Pour améliorer la sécurité des cyclistes et conducteurs de véhicules motorisés sur les routes secondaires
Initiative citoyenne
Pour améliorer la sécurité des cyclistes et conducteurs de véhicules motorisés sur les routes secondaires
* Introduction *
Le cyclisme sur route se développe fortement en France, notamment sur les routes de montagne et secondaires.
Si cette pratique est bénéfique pour la santé, le sport et le tourisme, elle pose des problèmes concrets de sécurité pour tous les usagers de la route.
Cette pétition propose des mesures simples (cf. fin de ce texte) pour réduire les risques et faciliter le partage de la route.
* Problème *
Le Code de la route impose 1,5 m de distance lors du dépassement des cyclistes, une règle essentielle pour la sécurité qui ne doit pas être remise en cause.

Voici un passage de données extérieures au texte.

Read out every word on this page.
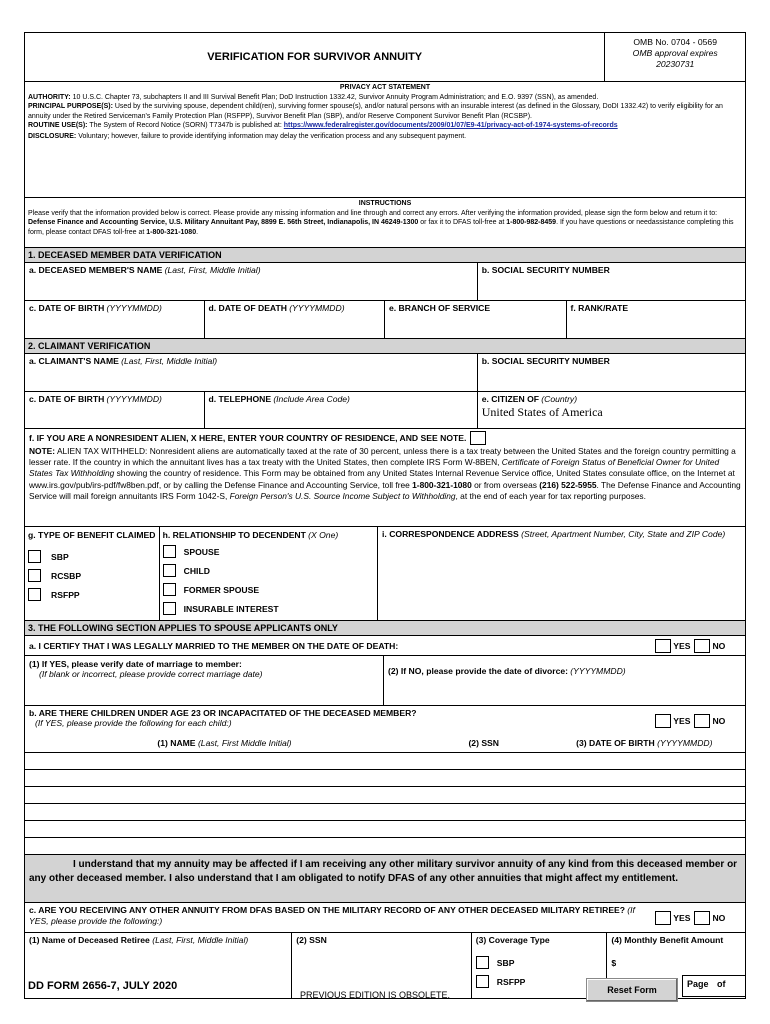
VERIFICATION FOR SURVIVOR ANNUITY
OMB No. 0704 - 0569
OMB approval expires
20230731
PRIVACY ACT STATEMENT
AUTHORITY: 10 U.S.C. Chapter 73, subchapters II and III Survival Benefit Plan; DoD Instruction 1332.42, Survivor Annuity Program Administration; and E.O. 9397 (SSN), as amended.
PRINCIPAL PURPOSE(S): Used by the surviving spouse, dependent child(ren), surviving former spouse(s), and/or natural persons with an insurable interest (as defined in the Glossary, DoDI 1332.42) to verify eligibility for an annuity under the Retired Serviceman's Family Protection Plan (RSFPP), Survivor Benefit Plan (SBP), and/or Reserve Component Survivor Benefit Plan (RCSBP).
ROUTINE USE(S): The System of Record Notice (SORN) T7347b is published at: https://www.federalregister.gov/documents/2009/01/07/E9-41/privacy-act-of-1974-systems-of-records
DISCLOSURE: Voluntary; however, failure to provide identifying information may delay the verification process and any subsequent payment.
INSTRUCTIONS
Please verify that the information provided below is correct. Please provide any missing information and line through and correct any errors. After verifying the information provided, please sign the form below and return it to: Defense Finance and Accounting Service, U.S. Military Annuitant Pay, 8899 E. 56th Street, Indianapolis, IN 46249-1300 or fax it to DFAS toll-free at 1-800-982-8459. If you have questions or needassistance completing this form, please contact DFAS toll-free at 1-800-321-1080.
1. DECEASED MEMBER DATA VERIFICATION
a. DECEASED MEMBER'S NAME (Last, First, Middle Initial)	b. SOCIAL SECURITY NUMBER
c. DATE OF BIRTH (YYYYMMDD)	d. DATE OF DEATH (YYYYMMDD)	e. BRANCH OF SERVICE	f. RANK/RATE
2. CLAIMANT VERIFICATION
a. CLAIMANT'S NAME (Last, First, Middle Initial)	b. SOCIAL SECURITY NUMBER
c. DATE OF BIRTH (YYYYMMDD)	d. TELEPHONE (Include Area Code)	e. CITIZEN OF (Country)
United States of America
f. IF YOU ARE A NONRESIDENT ALIEN, X HERE, ENTER YOUR COUNTRY OF RESIDENCE, AND SEE NOTE.
NOTE: ALIEN TAX WITHHELD: Nonresident aliens are automatically taxed at the rate of 30 percent, unless there is a tax treaty between the United States and the foreign country permitting a lesser rate. If the country in which the annuitant lives has a tax treaty with the United States, then complete IRS Form W-8BEN, Certificate of Foreign Status of Beneficial Owner for United States Tax Withholding showing the country of residence. This Form may be obtained from any United States Internal Revenue Service office, United States consulate office, on the Internet at www.irs.gov/pub/irs-pdf/fw8ben.pdf, or by calling the Defense Finance and Accounting Service, toll free 1-800-321-1080 or from overseas (216) 522-5955. The Defense Finance and Accounting Service will mail foreign annuitants IRS Form 1042-S, Foreign Person's U.S. Source Income Subject to Withholding, at the end of each year for tax reporting purposes.
g. TYPE OF BENEFIT CLAIMED
SBP
RCSBP
RSFPP
h. RELATIONSHIP TO DECENDENT (X One)
SPOUSE
CHILD
FORMER SPOUSE
INSURABLE INTEREST
i. CORRESPONDENCE ADDRESS (Street, Apartment Number, City, State and ZIP Code)
3. THE FOLLOWING SECTION APPLIES TO SPOUSE APPLICANTS ONLY
a. I CERTIFY THAT I WAS LEGALLY MARRIED TO THE MEMBER ON THE DATE OF DEATH:	YES	NO
(1) If YES, please verify date of marriage to member:
(If blank or incorrect, please provide correct marriage date)	(2) If NO, please provide the date of divorce: (YYYYMMDD)
b. ARE THERE CHILDREN UNDER AGE 23 OR INCAPACITATED OF THE DECEASED MEMBER?
(If YES, please provide the following for each child:)	YES	NO
(1) NAME (Last, First Middle Initial)	(2) SSN	(3) DATE OF BIRTH (YYYYMMDD)
I understand that my annuity may be affected if I am receiving any other military survivor annuity of any kind from this deceased member or any other deceased member. I also understand that I am obligated to notify DFAS of any other annuities that might affect my entitlement.
c. ARE YOU RECEIVING ANY OTHER ANNUITY FROM DFAS BASED ON THE MILITARY RECORD OF ANY OTHER DECEASED MILITARY RETIREE? (If YES, please provide the following:)	YES	NO
(1) Name of Deceased Retiree (Last, First, Middle Initial)	(2) SSN	(3) Coverage Type
SBP
RSFPP
(4) Monthly Benefit Amount
$
DD FORM 2656-7, JULY 2020
PREVIOUS EDITION IS OBSOLETE.	Reset Form
Page of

Sur de nombreuses routes secondaires, un dépassement sécurisé devient presque impossible lorsque les cyclistes roulent de front, ou lorsque des groupes importants circulent, même en file indienne.
Dans une situation typique :
. roues du vélo : ≈60 cm du bord (éviter débris et défauts accotement)
. largeur cycliste + guidon : ≈60 cm (épaules/guidon, ≈30 cm de chaque côté des roues)
. distance réglementaire : 1,5 m
. largeur totale avec distance de dépassement : ≈2,4 m + 1,8 m (voiture) ≈4,2 m
La plupart des routes secondaires font entre 4,5 et 5,5 m. Le dépassement d'un seul cycliste nécessite donc souvent d’empiéter sur la voie opposée, voire devient impossible sur certaines routes particulièrement étroites.
La situation devient particulièrement dangereuse sur des routes sinueuses avec visibilité limitée, comme les routes de montagnes particulièrement appréciées des cyclistes sportifs.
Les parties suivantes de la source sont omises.